What are some of your favorite resources?
I Google so many things and my husband has a strong marketing and business background so he’s been very helpful. I try not to stress him because he gets so jammed out. He’s not really a part of the business, but he is like my go to for everything. I think the biggest thing I’ve learned is networking. I learned that from my husband because even though I’m a people person, I can be introverted. So sometimes reaching out to people isn’t always the first way that I would choose to go about things. But I’ve really built a strong network of small business entrepreneurs, just from doing tons of events and people reaching out to me on Instagram.
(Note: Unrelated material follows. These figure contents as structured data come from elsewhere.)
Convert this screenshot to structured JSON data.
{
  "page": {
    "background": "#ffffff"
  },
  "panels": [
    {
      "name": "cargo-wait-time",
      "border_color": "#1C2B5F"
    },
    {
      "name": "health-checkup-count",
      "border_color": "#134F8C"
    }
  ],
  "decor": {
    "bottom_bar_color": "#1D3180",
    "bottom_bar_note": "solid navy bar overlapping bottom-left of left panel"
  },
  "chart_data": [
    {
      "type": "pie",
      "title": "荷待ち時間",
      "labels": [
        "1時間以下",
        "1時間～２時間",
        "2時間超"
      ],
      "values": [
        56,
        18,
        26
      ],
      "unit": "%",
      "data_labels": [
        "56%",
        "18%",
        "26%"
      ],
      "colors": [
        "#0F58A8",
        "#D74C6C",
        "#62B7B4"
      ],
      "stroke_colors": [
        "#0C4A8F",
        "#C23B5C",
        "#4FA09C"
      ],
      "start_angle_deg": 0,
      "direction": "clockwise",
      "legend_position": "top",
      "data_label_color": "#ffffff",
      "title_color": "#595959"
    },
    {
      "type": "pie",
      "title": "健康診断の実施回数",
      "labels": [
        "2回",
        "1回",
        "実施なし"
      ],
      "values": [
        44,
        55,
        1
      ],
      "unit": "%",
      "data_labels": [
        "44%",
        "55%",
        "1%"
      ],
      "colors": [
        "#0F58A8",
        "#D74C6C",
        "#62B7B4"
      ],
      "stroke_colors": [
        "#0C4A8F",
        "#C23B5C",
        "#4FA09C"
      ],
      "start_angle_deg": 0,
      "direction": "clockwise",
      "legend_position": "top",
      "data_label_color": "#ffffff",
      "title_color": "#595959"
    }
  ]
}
What motivates you to keep going?
I think I just have this internal drive to do something bigger and do something that I love. That’s probably the number one thing. I just see me doing some really cool shit. So it’s hard for me to stop. There are days when I struggle with it, for sure, but I’m really trying to walk in my purpose, which I feel like I am doing. Knowing that and being more confident in that, I feel like I have to keep going. That’s a big driving factor. I also don’t want to see myself going back to corporate America or working for someone else. I have always been super independent.
What are some of your accomplishments so far? And which one are you most proud of?
I did some great things this year. A lot of us don’t spend enough time looking back at what we did. My husband always says, “celebrate the small wins”. We get so enthralled in pushing forward and trying to find out what’s the next thing that we don’t really take the time to just appreciate what happens. I don’t know if I have one that I’m most proud of. There are a few things that I think are really pushing me forward or showing growth in 2018. I got a manufacturer because the demand was getting too high for me to produce on my own in a shared kitchen. So I hired a company to manufacture my jam. For me, that was a really big deal because it took a lot of pressure off of me. We also filmed a documentary for a show on Vice, called “The Hustle” executive produced by Alicia Keys that’s out now. Lastly, Bon Appetit magazine one of the biggest food brands that I’m obsessed with wrote an article about us. Quitting my 9 to 5 was also one of my biggest accomplishments.
My last day, I believe was September 14, 2018. It was a process for me. Essentially, my advice to people would just be that it’s a personal journey that you have to be ready for. You may or may not know when you’re ready, but all you can do is prepare as much as possible, if that makes sense. So for me, preparing in the sense of my husband and I sitting down to work out our finances was a part of the prep because my very first and probably only issue was money. I just thought it was unattainable. Once we sat down and put our finances down into a spreadsheet, budgeted for things and figured out where we could cut and put all of our savings together, I was okay.
What advice would you have for women following in your footsteps?
I would say, be strong. Be confident. Work Hard. Focus on God. Hustle hard, but understand that the work comes from God. Pray that you’re in the space that you’re supposed to be in.